Researchers1 have assessed the effects of glycaemic index on 29 healthy overweight women (age 35.5 years, body mass index 27.6kg/m2). Subjects consumed a higher or lower glycaemic index diet for 10 weeks that was composed of meal with glycaemic indexes of either 79 or 103. About 75% of the carbohydrates came from a pre-prepared meal while the remaining 25% of carbohydrate was consumed from a list of low or high glycaemic index foods (eaten ad libitum), depending on the group selection. Following this protocol, the a sub-group of subjects were randomly selected to receive a test meal, which consisted of consuming either a high or low glycaemic index breakfast following an overnight fast. The high and low glycaemic index rye bread test meals had been made to contain similar amounts of micronutrients, fibre and energy, and differed only in glycaemic index.

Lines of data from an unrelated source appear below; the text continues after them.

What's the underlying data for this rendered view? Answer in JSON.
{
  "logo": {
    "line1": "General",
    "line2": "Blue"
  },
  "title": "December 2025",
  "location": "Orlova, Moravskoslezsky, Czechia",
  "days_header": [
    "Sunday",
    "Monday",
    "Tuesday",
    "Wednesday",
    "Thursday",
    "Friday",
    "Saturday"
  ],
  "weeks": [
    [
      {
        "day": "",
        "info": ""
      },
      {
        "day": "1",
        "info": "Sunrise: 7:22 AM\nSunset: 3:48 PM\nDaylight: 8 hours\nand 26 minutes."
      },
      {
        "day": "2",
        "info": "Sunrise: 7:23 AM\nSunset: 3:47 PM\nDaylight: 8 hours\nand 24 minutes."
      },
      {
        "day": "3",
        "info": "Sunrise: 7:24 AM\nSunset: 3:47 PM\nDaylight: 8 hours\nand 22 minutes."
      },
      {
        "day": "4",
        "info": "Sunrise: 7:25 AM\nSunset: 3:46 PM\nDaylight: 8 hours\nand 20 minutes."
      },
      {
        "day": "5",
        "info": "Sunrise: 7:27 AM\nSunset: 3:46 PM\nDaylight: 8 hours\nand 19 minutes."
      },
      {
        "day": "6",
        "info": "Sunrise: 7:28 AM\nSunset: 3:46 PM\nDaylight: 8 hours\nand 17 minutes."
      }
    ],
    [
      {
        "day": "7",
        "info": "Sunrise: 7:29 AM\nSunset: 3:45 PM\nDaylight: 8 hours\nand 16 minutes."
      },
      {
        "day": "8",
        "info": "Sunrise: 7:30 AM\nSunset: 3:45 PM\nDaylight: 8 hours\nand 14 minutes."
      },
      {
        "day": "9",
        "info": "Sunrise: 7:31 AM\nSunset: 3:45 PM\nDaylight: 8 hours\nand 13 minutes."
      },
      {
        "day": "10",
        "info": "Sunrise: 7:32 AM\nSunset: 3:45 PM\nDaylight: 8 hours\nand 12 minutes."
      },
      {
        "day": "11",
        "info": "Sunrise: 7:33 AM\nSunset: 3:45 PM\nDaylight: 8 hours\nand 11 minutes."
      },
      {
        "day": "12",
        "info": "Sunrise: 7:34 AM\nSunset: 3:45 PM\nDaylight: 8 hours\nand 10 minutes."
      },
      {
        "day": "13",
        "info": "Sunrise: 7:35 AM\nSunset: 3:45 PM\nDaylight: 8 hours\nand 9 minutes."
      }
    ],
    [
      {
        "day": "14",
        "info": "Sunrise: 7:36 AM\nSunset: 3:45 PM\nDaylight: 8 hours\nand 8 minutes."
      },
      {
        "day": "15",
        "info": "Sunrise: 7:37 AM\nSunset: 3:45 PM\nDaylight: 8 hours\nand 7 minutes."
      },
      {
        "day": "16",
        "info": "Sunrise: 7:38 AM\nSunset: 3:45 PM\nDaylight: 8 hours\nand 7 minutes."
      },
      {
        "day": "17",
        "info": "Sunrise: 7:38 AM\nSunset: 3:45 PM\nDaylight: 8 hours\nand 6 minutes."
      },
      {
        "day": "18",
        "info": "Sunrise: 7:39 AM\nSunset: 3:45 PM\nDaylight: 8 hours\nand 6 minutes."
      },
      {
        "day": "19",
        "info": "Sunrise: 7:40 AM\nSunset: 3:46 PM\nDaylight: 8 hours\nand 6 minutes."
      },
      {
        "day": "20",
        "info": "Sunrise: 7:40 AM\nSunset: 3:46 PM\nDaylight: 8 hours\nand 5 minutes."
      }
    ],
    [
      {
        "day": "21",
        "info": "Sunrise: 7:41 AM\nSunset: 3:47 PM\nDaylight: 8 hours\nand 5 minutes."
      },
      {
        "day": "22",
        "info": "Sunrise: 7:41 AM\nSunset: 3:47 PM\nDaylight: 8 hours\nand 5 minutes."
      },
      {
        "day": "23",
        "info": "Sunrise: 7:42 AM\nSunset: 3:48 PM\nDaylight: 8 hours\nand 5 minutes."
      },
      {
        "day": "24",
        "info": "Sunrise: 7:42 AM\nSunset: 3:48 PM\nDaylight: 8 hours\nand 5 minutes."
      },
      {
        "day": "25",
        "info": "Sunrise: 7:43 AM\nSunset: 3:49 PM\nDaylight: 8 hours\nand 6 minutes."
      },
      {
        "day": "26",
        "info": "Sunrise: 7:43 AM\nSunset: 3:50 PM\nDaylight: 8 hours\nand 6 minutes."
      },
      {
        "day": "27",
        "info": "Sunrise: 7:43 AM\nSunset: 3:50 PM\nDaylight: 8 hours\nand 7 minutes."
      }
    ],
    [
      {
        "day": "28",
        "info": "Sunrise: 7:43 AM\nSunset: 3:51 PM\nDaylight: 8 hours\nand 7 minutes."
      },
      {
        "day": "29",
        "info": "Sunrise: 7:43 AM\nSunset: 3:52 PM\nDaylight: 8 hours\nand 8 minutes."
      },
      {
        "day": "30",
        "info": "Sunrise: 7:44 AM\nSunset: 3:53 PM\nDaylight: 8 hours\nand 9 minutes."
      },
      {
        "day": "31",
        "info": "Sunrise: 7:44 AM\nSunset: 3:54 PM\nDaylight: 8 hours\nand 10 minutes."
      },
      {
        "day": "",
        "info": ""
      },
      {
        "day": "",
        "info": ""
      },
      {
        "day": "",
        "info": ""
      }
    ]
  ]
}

Subjects from the lower glycaemic index group experienced a lower rise in plasma glucose, plasma glucagon-like peptide and serum insulin concentrations, but higher plasma glucose-dependent insulinotropic peptide concentrations, in response to the breakfast test meal when compared to the subjects from the higher glycaemic index group. The lower glycaemic index group also experienced higher ratings of fullness and lower desires to eat something fatty following the breakfast test meal. However, there was no significant difference in plasma ghrelin, plasma leptin, plasma glucagon-like peptide-2, plasma glucagon, plasma insulin, energy expenditure or substrate utilisation between groups following a subsequent lunch test meal later in the day. This would suggest that postprandial glycaemia, insulinaemia and subjective appetite ratings are improved following a 10 week lower glycaemic index diet, when compared to a higher glycaemic index diet.